Atau ketika seorang anak main mobil-mobilan, dan mainannya itu tersangkut di batang pohon. Apa yang dia lakukan saat itu menggambarkan pilihan dia ketika dewasa saat dia menghadapi masalah. Dan pilihan itu cenderung sama ketika tidak ada intervensi dari orang tua untuk mendorong si anak membuat pilihan yang berbeda. Misalnya saat mainannya nyangkut, alih-alih membantu si anak dengan langsung mengambilkan mainannya, orang tua memilih untuk meng-encourage anak untuk mencari tahu kenapa mainannya nyangkut, menyangkut di mana, dan bagaimana cara agar mainannya tidak nyangkut lagi.  

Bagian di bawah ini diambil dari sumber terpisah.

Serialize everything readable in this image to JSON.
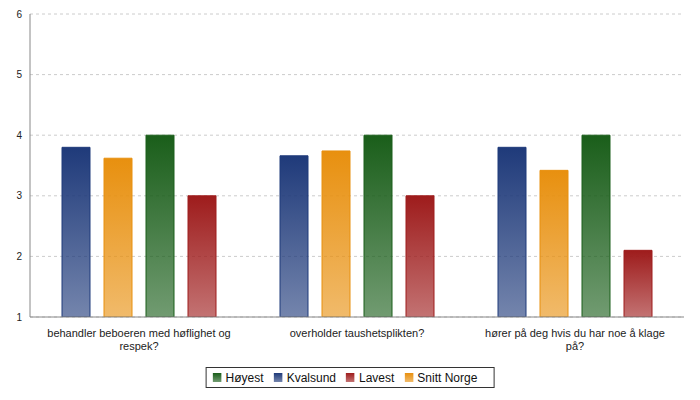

Sama hal nya ketika seorang anak bosan bermain di satu tempat atau bermain dengan satu jenis mainan saja. Apakah dia akan berusaha bergeser dan mencari mainan lain, atau dia hanya berdiam di tempat dan menangis ketika sudah benar-benar bosan. Pilihan sikap ini menggambarkan karakter asli anak tersebut. Menjadi signifikan bagi orang tua untuk memberikan support yang akan mendorong si anak menjadi pribadi yang aktif dan tidak mudah menyerah. Bukan dengan dimarahi tentunya, tetapi dengan dirangsang untuk bergerak, berinisiatif, dan bertindak melakukan perubahan ke arah yang lebih baik atas keadaan dirinya. 

Hal-hal yang terlihat kecil dan insignificant yang sebetulnya merefleksikan seperti apa saat si anak dewasa nanti, termasuk pilihan-pilihan yang akan dia buat dalam hidupnya. Apakah ia akan memilih untuk menegakkan kepala dan menggulung lengan baju saat masalah menghadang, atau kabur melarikan diri mencari kenyamanan dan kehangatan ketiak orang tuanya seraya menunggu orang tuanya bertindak menyelesaikan masalah tersebut untuk dia.

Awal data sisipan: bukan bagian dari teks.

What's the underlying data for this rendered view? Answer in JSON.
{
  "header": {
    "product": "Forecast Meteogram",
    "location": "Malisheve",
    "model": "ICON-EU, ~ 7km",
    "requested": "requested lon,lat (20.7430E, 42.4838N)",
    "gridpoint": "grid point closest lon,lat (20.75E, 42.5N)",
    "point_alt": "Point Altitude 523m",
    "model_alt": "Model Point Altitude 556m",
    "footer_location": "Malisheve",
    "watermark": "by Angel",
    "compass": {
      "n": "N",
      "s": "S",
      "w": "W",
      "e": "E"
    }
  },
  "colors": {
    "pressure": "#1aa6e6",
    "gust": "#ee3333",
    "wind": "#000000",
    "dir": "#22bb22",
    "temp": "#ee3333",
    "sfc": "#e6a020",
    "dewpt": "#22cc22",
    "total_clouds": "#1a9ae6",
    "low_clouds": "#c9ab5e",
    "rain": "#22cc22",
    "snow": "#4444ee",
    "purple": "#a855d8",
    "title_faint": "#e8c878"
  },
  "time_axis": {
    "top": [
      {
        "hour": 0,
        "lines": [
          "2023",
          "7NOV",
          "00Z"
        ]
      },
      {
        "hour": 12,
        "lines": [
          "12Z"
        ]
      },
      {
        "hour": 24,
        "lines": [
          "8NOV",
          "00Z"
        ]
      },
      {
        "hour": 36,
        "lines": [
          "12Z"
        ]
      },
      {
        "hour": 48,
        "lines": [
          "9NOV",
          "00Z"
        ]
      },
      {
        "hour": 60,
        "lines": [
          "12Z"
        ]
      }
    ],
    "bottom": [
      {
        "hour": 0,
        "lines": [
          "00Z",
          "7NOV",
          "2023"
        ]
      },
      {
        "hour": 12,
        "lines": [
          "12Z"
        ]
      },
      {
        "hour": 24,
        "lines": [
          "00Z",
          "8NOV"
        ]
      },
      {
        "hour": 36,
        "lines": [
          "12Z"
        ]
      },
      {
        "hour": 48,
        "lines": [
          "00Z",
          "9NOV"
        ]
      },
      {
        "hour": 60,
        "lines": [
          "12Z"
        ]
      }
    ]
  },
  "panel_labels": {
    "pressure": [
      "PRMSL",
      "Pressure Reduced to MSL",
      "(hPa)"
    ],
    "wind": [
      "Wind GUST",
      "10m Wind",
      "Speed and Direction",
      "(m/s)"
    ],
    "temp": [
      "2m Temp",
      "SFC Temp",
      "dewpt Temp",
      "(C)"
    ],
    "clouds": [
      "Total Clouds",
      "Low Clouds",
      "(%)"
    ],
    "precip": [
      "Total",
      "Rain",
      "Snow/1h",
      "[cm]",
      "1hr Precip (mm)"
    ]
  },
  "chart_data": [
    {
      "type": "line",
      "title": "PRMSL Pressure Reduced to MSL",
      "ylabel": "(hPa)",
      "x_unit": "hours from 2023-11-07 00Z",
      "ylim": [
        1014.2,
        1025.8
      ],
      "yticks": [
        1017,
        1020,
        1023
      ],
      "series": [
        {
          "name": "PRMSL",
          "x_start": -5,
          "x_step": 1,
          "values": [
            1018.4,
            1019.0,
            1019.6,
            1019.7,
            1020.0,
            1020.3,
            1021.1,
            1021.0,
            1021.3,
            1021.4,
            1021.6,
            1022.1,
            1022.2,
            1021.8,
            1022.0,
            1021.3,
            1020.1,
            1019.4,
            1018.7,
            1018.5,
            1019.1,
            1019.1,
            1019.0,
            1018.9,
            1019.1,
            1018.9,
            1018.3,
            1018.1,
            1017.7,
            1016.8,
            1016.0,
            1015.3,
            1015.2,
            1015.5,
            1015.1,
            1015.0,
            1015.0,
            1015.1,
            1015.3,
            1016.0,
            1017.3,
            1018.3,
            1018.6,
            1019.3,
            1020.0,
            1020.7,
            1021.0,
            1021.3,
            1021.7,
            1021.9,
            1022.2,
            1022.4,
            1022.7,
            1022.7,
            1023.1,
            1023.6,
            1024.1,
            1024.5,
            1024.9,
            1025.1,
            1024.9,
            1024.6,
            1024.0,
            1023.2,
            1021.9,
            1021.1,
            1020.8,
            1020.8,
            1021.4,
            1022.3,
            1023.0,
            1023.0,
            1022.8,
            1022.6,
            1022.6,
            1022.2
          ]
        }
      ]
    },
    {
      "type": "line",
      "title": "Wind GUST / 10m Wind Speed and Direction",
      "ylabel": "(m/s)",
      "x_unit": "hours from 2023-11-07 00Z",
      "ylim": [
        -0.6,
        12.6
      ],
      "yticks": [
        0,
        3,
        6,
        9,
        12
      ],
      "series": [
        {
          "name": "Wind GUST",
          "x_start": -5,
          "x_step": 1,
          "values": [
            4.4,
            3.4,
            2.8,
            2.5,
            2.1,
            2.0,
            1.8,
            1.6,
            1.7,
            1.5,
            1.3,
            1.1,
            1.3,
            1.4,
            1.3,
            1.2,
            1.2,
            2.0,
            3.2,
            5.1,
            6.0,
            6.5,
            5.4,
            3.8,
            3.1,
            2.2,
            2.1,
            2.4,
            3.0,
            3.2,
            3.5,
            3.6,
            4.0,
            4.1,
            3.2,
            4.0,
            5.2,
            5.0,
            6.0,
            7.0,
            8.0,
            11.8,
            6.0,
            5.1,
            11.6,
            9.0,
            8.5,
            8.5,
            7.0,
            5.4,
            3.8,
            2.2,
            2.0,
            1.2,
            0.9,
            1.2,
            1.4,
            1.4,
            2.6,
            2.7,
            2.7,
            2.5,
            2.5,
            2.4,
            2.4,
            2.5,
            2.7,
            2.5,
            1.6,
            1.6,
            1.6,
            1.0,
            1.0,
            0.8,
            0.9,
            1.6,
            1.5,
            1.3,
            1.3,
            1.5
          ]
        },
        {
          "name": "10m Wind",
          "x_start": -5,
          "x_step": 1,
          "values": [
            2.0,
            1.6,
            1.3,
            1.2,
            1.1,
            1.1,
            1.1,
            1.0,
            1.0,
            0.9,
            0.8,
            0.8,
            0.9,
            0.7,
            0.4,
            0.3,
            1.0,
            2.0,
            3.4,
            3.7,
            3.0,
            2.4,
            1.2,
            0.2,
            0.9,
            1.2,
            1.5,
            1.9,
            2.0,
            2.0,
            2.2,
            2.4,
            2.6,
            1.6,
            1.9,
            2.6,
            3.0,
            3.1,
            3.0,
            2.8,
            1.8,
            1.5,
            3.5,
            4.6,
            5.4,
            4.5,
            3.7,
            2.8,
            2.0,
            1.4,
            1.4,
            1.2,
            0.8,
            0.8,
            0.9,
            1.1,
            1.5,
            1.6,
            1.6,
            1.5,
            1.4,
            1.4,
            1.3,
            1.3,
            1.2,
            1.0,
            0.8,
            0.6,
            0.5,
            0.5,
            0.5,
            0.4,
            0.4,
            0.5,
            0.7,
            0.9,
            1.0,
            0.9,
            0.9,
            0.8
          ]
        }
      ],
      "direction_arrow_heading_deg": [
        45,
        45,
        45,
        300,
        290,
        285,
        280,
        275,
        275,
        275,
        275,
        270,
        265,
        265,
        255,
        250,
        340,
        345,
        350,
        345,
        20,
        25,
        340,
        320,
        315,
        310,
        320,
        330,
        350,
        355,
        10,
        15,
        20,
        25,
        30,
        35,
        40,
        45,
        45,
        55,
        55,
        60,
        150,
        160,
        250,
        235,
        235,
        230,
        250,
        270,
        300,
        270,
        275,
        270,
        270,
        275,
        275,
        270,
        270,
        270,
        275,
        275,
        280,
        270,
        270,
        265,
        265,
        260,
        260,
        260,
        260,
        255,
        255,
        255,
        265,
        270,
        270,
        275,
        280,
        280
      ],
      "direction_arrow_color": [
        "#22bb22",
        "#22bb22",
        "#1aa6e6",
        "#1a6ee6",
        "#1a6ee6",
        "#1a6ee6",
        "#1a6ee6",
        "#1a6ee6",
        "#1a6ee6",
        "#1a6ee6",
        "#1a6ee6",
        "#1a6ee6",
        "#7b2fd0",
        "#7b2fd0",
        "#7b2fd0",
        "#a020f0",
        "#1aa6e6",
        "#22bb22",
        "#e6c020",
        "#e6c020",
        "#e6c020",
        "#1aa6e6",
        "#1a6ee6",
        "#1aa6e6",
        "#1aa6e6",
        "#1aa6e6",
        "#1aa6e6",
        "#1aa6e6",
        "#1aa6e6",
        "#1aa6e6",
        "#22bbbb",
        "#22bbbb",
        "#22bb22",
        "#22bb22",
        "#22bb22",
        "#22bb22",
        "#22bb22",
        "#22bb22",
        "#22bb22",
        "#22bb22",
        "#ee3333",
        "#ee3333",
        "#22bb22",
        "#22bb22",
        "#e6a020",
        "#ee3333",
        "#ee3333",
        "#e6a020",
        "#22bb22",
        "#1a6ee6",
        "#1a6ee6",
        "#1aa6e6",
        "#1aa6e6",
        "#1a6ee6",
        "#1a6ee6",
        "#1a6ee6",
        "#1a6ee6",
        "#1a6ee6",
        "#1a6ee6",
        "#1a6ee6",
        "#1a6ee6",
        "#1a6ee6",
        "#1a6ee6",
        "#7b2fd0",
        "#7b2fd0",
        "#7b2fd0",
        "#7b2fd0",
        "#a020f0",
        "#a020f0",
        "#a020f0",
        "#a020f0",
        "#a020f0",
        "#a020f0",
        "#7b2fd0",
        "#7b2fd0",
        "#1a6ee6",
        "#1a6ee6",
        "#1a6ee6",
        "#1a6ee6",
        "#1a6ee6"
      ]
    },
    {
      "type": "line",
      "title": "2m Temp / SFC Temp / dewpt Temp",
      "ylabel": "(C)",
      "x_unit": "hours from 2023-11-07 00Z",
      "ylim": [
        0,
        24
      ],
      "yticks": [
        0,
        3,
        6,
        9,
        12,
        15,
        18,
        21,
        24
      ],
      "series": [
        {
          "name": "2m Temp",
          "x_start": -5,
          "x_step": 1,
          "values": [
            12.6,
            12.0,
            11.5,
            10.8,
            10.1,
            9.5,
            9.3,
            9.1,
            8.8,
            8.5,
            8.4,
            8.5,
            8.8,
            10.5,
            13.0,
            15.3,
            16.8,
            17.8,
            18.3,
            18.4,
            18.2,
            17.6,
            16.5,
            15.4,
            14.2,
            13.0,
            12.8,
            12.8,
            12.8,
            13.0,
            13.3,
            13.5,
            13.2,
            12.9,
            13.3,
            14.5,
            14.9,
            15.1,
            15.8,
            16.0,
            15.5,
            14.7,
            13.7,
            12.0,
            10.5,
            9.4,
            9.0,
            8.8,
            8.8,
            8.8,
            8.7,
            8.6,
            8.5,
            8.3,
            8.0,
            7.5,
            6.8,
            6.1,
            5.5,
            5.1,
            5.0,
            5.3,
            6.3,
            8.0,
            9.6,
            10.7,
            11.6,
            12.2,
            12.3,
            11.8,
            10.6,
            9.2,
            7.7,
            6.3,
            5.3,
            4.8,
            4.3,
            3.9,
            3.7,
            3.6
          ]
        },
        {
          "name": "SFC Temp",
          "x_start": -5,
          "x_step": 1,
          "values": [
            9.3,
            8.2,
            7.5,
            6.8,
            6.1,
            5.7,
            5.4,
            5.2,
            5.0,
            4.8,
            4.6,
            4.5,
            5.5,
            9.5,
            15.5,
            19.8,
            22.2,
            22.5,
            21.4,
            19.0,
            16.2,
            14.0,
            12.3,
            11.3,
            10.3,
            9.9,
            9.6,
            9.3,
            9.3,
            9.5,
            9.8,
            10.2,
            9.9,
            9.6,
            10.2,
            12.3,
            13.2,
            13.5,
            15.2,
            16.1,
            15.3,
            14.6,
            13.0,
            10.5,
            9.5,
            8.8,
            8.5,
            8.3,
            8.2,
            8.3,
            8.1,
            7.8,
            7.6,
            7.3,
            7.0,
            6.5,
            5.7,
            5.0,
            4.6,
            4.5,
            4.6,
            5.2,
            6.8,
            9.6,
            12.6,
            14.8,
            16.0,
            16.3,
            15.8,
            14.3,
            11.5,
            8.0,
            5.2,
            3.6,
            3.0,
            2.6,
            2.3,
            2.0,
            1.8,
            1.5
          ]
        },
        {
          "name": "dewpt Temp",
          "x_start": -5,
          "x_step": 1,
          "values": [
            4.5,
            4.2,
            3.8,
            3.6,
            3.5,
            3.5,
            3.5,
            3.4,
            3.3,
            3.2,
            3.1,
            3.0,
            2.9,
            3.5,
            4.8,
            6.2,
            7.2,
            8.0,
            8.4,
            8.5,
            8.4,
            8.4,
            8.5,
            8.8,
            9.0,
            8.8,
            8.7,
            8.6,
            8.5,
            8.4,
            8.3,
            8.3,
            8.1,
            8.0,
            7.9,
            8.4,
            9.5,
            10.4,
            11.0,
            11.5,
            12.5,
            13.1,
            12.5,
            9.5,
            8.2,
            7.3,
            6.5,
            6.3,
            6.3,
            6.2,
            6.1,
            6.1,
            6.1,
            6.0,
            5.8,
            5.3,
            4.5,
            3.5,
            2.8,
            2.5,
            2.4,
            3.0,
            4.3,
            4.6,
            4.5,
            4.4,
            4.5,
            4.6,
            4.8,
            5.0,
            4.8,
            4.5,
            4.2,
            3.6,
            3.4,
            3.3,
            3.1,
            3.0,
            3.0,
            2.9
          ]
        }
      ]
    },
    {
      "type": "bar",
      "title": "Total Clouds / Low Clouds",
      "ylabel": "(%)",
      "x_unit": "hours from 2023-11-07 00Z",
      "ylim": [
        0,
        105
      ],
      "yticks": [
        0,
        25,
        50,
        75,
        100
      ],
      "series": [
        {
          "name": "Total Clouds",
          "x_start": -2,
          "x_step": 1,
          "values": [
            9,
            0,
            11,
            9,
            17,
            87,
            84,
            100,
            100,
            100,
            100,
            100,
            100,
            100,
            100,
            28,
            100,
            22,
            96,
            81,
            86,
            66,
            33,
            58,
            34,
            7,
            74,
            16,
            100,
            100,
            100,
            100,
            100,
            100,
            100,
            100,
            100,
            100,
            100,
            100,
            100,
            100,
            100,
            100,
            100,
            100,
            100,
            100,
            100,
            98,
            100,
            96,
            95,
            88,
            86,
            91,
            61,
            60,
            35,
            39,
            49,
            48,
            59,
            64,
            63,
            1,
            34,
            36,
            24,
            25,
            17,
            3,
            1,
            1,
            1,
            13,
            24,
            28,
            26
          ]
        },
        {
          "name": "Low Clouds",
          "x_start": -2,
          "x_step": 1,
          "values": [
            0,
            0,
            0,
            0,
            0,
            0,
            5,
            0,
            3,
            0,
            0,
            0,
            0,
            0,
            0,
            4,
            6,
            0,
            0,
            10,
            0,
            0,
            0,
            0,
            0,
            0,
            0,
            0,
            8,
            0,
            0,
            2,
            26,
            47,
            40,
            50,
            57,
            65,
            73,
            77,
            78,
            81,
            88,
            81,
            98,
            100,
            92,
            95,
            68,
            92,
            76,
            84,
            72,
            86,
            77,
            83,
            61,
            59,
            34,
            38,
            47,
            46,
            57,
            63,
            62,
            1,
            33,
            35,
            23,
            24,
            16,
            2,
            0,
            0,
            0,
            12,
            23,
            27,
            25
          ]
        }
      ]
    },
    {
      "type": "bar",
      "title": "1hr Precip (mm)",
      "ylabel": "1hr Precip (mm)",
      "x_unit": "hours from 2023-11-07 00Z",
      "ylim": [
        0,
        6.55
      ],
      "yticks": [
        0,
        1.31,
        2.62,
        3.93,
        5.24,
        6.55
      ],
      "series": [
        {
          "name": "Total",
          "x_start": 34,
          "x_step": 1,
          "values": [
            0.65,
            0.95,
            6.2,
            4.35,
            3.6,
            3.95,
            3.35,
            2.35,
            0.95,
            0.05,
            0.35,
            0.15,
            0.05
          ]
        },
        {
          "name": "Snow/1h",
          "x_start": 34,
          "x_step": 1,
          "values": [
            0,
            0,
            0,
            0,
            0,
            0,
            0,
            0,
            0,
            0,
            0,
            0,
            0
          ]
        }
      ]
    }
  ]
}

Gue yang hobi curi start untuk bisa jalan lebih cepat, bisa ngomong lebih cepat, dan tumbuh gigi lebih awal, ternyata kebawa sampai gue dewasa yang hobi curi start khususnya ketika menyelesaikan tugas, baik sekolah maupun pekerjaan. Atau gue yang pernah terjungkal saat naik di roda yang jaman dulu dipakai anak untuk latihan berjalan, dan ga lama dari kejadian itu gue justru jadi bisa jalan. Hal-hal kecil yang gue refleksikan sebagai sikap gue yang suka kayak orang ga ada takutnya, padahal mungkin sebenernya ga kebayang aja resikonya.

Atau sesederhana gue yang picky banget sampe waktu bayi itu ga bisa banget dipegang orang lain selain bokap dan nyokap, which is sampai sekarang jelas banget how very very small my circle is.

Dari hal-hal itu gue jadi kayak dapet pencerahan bahwa kalo kita mau niteni - mau merefleksikan, mungkin akan keliatan bakal kayak apa seorang anak nanti saat dia dewasa dari karakter dan perilakunya ketika dia masih kecil. Apa pentingnya?

Pentingnya ya untuk kemudian kita sebagai orang dewasa memberikan support yang tepat sesuai dengan yang mereka butuhkan untuk menjadi manusia yang mandiri dan berintegritas sesuai dengan karakter masing-masing anak. 

Either perlu di-encourage atau discourage, push or pull, strengthen or restrict, tarik atau ulur, dan sebagainya. Supaya support yang diberikan untuk anak tepat dan tidak salah, supaya tidak justru mengencourage perilaku mereka yang harusnya didiscourage, dan merestrict apa yg harusnya distrengthen.

Itu refleksi yang bisa gue ambil dari cerita masa kecil gue. 

My mediocre thoughts yang mudah-mudahan bisa ada manfaatnya.